Philippa Garety is Professor of Clinical Psychology and Clinical Director of the Psychosis Clinical Academic Group (CAG), South London and Maudsley NHS Foundation Trust. Garety specializes in the psychological understanding and treatment of psychosis and, in particular, delusions.

Garety is a Fellow of the British Psychological Society and received the Shapiro award in 2002. In 2008 Garety was selected as a Senior Investigator of the National Institute for Health Research (NIHR).

== Academic career ==
Garety began her career by completing a B.A. in Natural Sciences (Psychology) University of Cambridge in 1979. She then undertook an M.Phil in Clinical Psychology at the Institute of Psychiatry, London University, which she completed in 1981. Garety was awarded her PhD in Psychology from London University in 1990. She later went on to receive an M.A. in Education (Higher and Professional) from the Institute of Education, London University in 1996.

== Employment ==
Garety was the Professor of Clinical Psychology/Trust Head of Psychology King’s College London/South London and Maudsley NHS Foundation Trust (1997-2010).

She is currently the Clinical Director and Joint Leader, Psychosis CAG, South London & Trust Head of Psychology South London and Maudsley NHS Foundation Trust, and an Honorary Consultant Clinical Psychologist.
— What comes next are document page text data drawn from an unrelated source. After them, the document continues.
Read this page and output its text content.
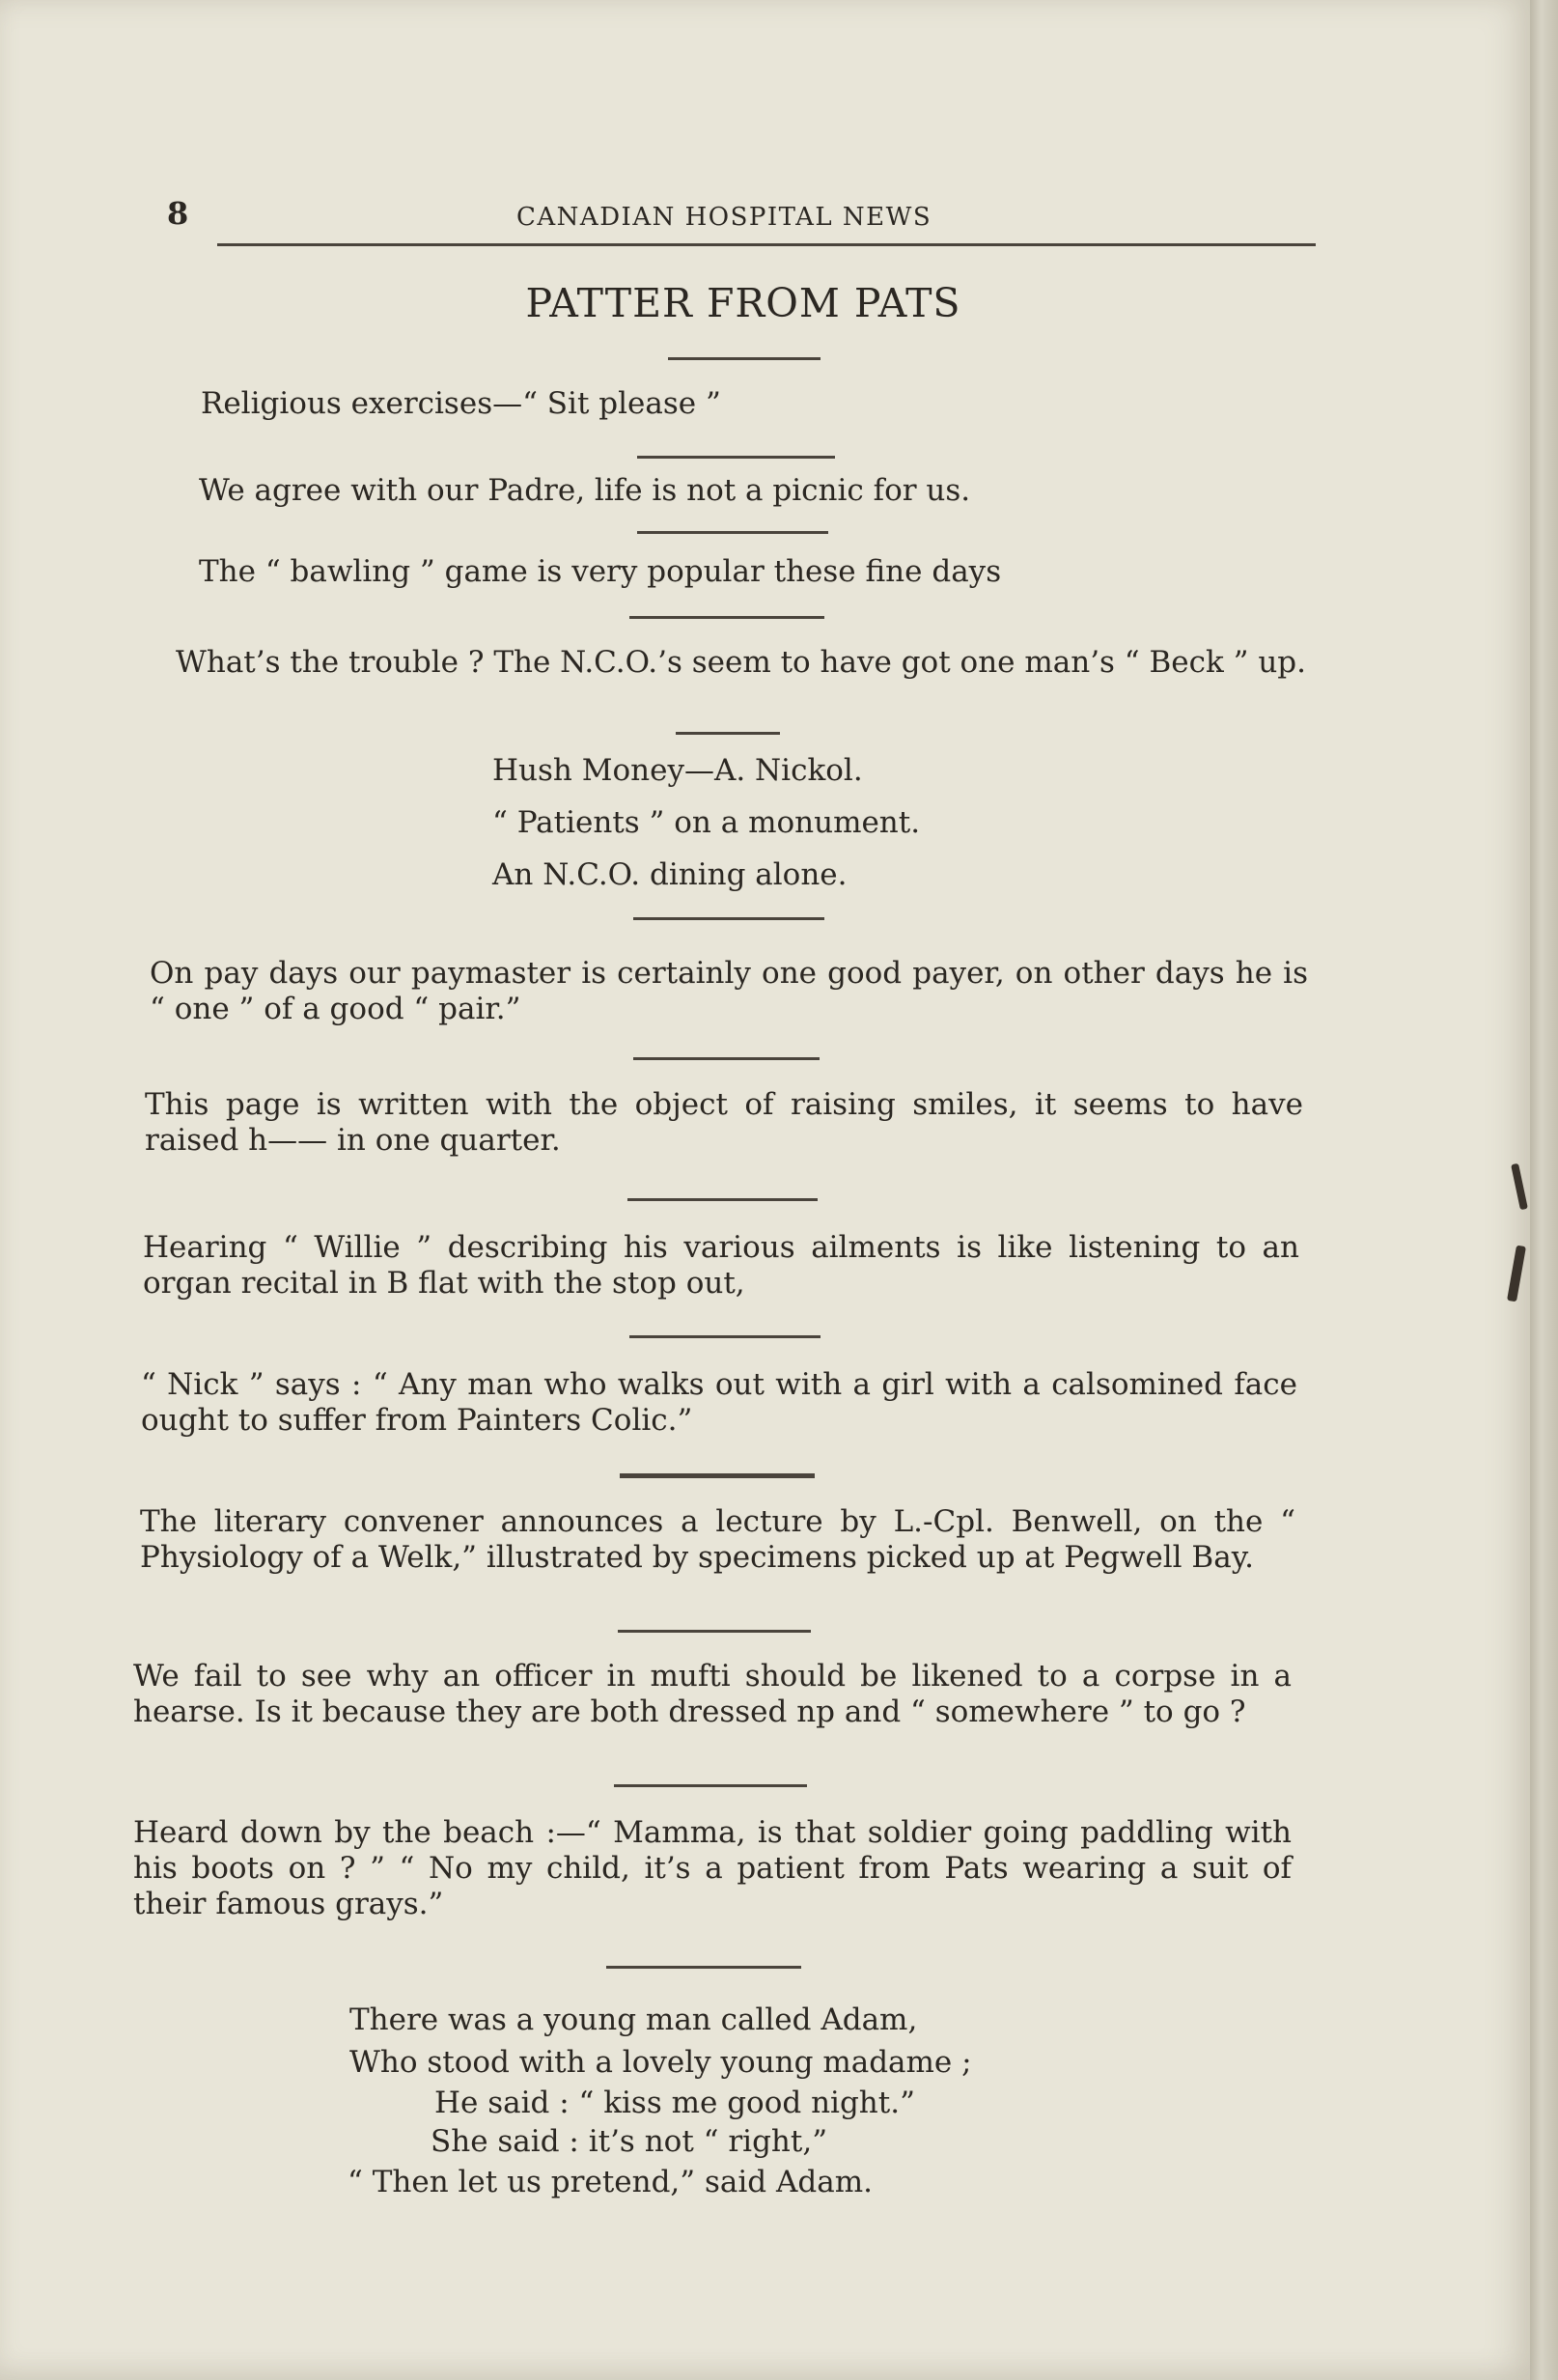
8	CANADIAN HOSPITAL NEWS
PATTER FROM PATS
Religious exercises—“ Sit please ”
We agree with our Padre, life is not a picnic for us.
The “ bawling ” game is very popular these fine days
What’s the trouble ? The N.C.O.’s seem to have got one man’s “ Beck ” up.
Hush Money—A. Nickol.
“ Patients ” on a monument.
An N.C.O. dining alone.
On pay days our paymaster is certainly one good payer, on other days he is “ one ” of a good “ pair.”
This page is written with the object of raising smiles, it seems to have raised h—— in one quarter.
Hearing “ Willie ” describing his various ailments is like listening to an organ recital in B flat with the stop out,
“ Nick ” says : “ Any man who walks out with a girl with a calsomined face ought to suffer from Painters Colic.”
The literary convener announces a lecture by L.-Cpl. Benwell, on the “ Physiology of a Welk,” illustrated by specimens picked up at Pegwell Bay.
We fail to see why an officer in mufti should be likened to a corpse in a hearse. Is it because they are both dressed np and “ somewhere ” to go ?
Heard down by the beach :—“ Mamma, is that soldier going paddling with his boots on ? ” “ No my child, it’s a patient from Pats wearing a suit of their famous grays.”
There was a young man called Adam,
Who stood with a lovely young madame ;
He said : “ kiss me good night.”
She said : it’s not “ right,”
“ Then let us pretend,” said Adam.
She also holds the position of Professor of Clinical Psychology at the Institute of Psychiatry, Psychology and Neuroscience, King's College, London.

==Selected publications==
- Garety, P.A., and Freeman, D. “The past and future of delusions research: from the inexplicable to the treatable.” British Journal of Psychiatry (2013): 203,327-333
- Garety, P.A., Kuipers, E., Fowler, D., Freeman, D., and Bebbington, P. E. “A cognitive model of the positive symptoms of psychosis.” Psychological Medicine (2001): 31,189-195
- Fowler, D, Garety, P., and Kuipers, E. "Cognitive behaviour therapy for psychosis: Theory and practice". Vol. 68. Chichester: Wiley, 1995. ISBN 0471939803
- Garety, P A., and Freeman, D . "Cognitive approaches to delusions: A critical review of theories and evidence." British journal of clinical psychology 38, no. 2 (1999): 113-154.
- Garety, P, Ward, T, Emsley, R, Greenwood, K., Freeman, D., Fowler, D., Kuipers, E., Bebbington, P., Rus-Calafell, M., McGourty, A., Sacadura, C. (2021). "Effects of SlowMo, a Blended Digital Therapy Targeting Reasoning, on Paranoia Among People With Psychosis: A Randomized Clinical Trial". JAMA Psychiatry. 78 (7): 714. doi:10.1001/jamapsychiatry.2021.0326.